Tomorrow will be a joyous day for me.  I will check on the lilac bushes Chris and the girls planted for me a few years ago.  The ones that never grow because the deer pluck the buds.  Every.  Year. 
Tomorrow will be a joyous day, for as I wait to hear a small voice say, “Mommy, is it wake up time yet?” and smile, ever so eternally grateful to be blessed with those small voices that echo in my home.
Tomorrow will be a sad day for me.  I will recall the countless years I didn’t get a carnation as I left church.  The years I couldn’t stand up to be “honored” for being a mother.  The year I was in the choir singing a Mother’s Day special and left the stage sobbing.  
Tomorrow will be a sad day for me as I remember the pain in my heart while I watched people in pastels filing in for a Mother’s Day brunch. Those days I spent in bed longing for the pair of heartbeats that once beat under my own; silenced by miscarriage.

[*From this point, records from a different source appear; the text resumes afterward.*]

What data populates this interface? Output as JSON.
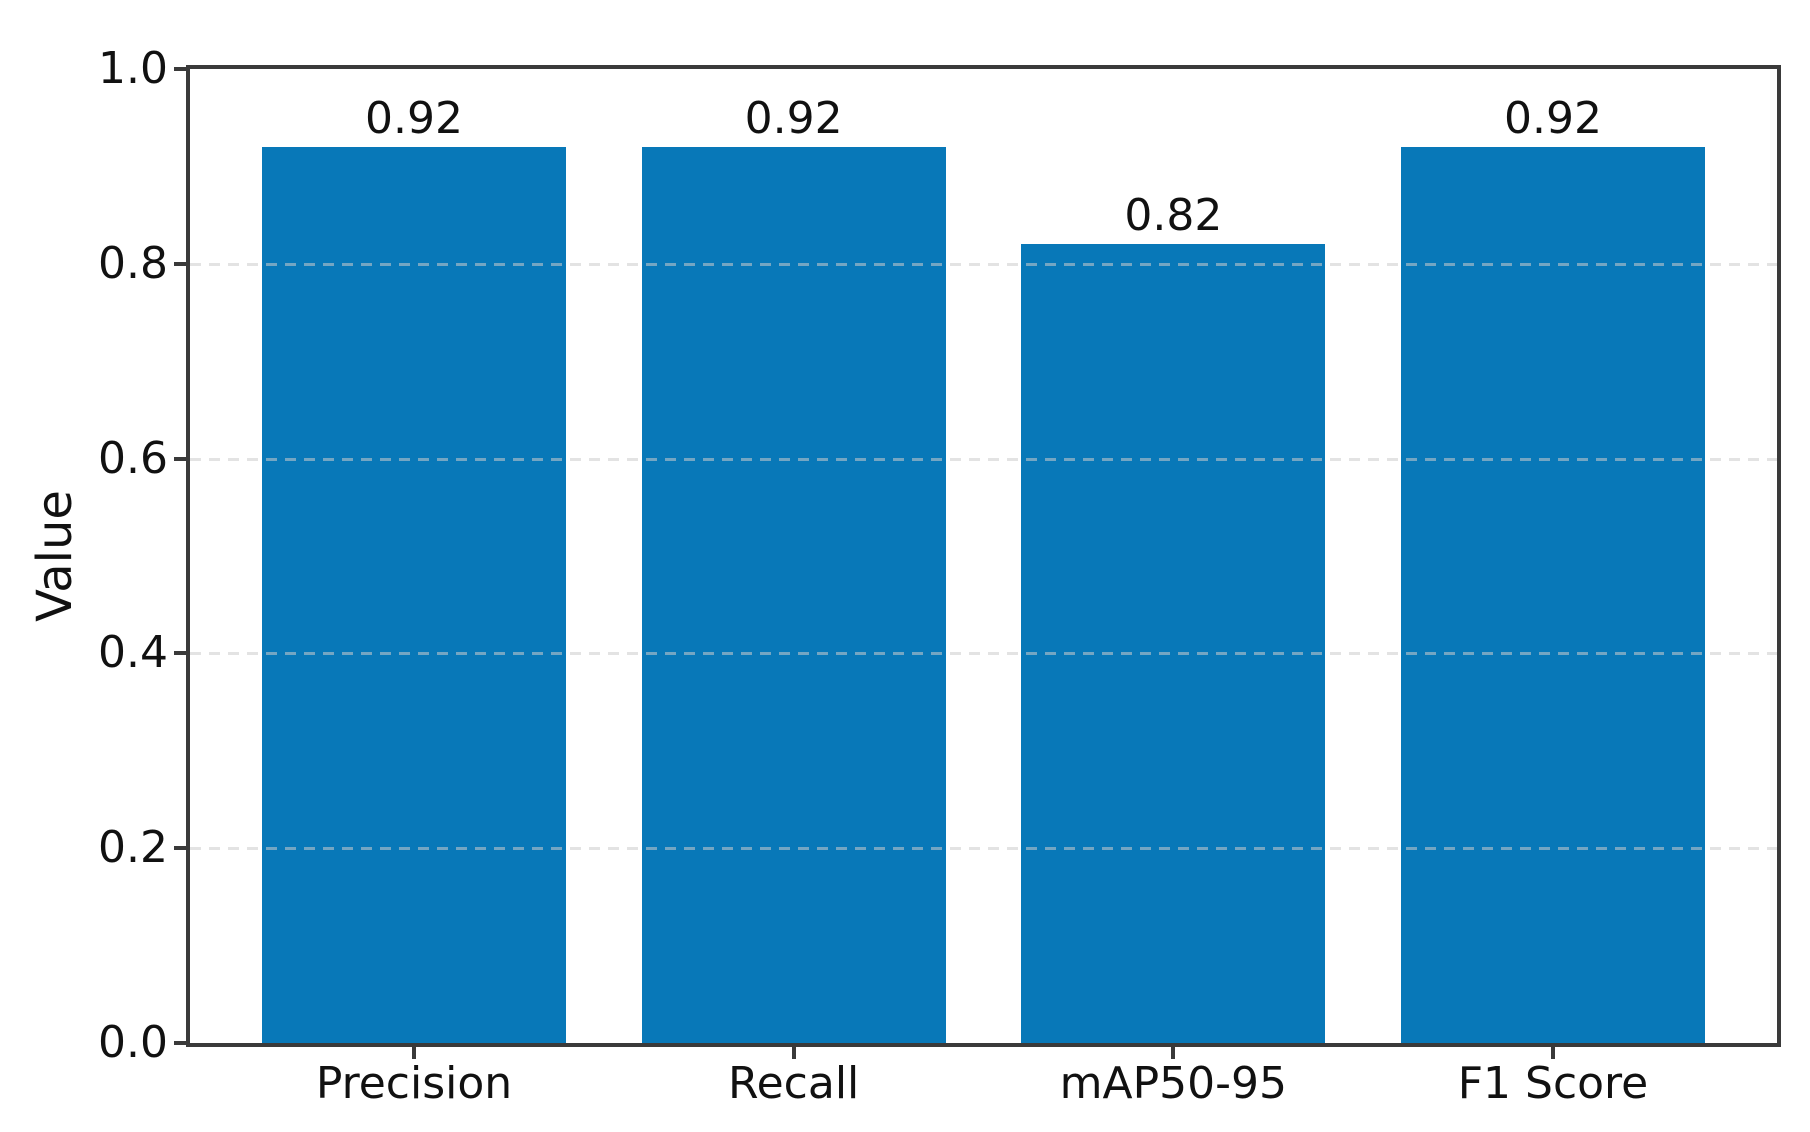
{
  "chart_data": {
    "type": "bar",
    "title": "",
    "xlabel": "",
    "ylabel": "Value",
    "categories": [
      "Precision",
      "Recall",
      "mAP50-95",
      "F1 Score"
    ],
    "values": [
      0.92,
      0.92,
      0.82,
      0.92
    ],
    "bar_labels": [
      "0.92",
      "0.92",
      "0.82",
      "0.92"
    ],
    "ylim": [
      0.0,
      1.0
    ],
    "yticks": [
      "0.0",
      "0.2",
      "0.4",
      "0.6",
      "0.8",
      "1.0"
    ],
    "grid": "horizontal dashed gridlines at 0.2 steps, drawn over bars",
    "legend": "none",
    "colors": {
      "bar_fill": "#0878b8",
      "gridline": "#cccccc",
      "spine": "#3a3a3a",
      "text": "#111111",
      "background": "#ffffff"
    }
  }
}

Tomorrow will be a sad day for me as I pray for my sisters. The ones whose bellies and arms are empty.  The ones who long for a day of life in a silent house.  The ones who envy the spit up on your shoulder, who would give anything for an endless night punctuated by the hourly calling of a cranky baby.  These women mourn in silence on this day, unsure of their place.  They stay away from social media knowing that Instagram will stab them in the heart.  They lay their heads on the pillow that was handmade for the baby whose last breath was taken before their first. 
I pray for solace, for peace, for wholeness for my fellow mothers whose children aren’t here.  I pray for a heart of gratefulness for my abundant blessings.  I pray for a sensitivity, a break in my own joy to share the burden of unimaginable sorrow.  Most of all, I pray that you know you are honored, you are loved, you are a mother.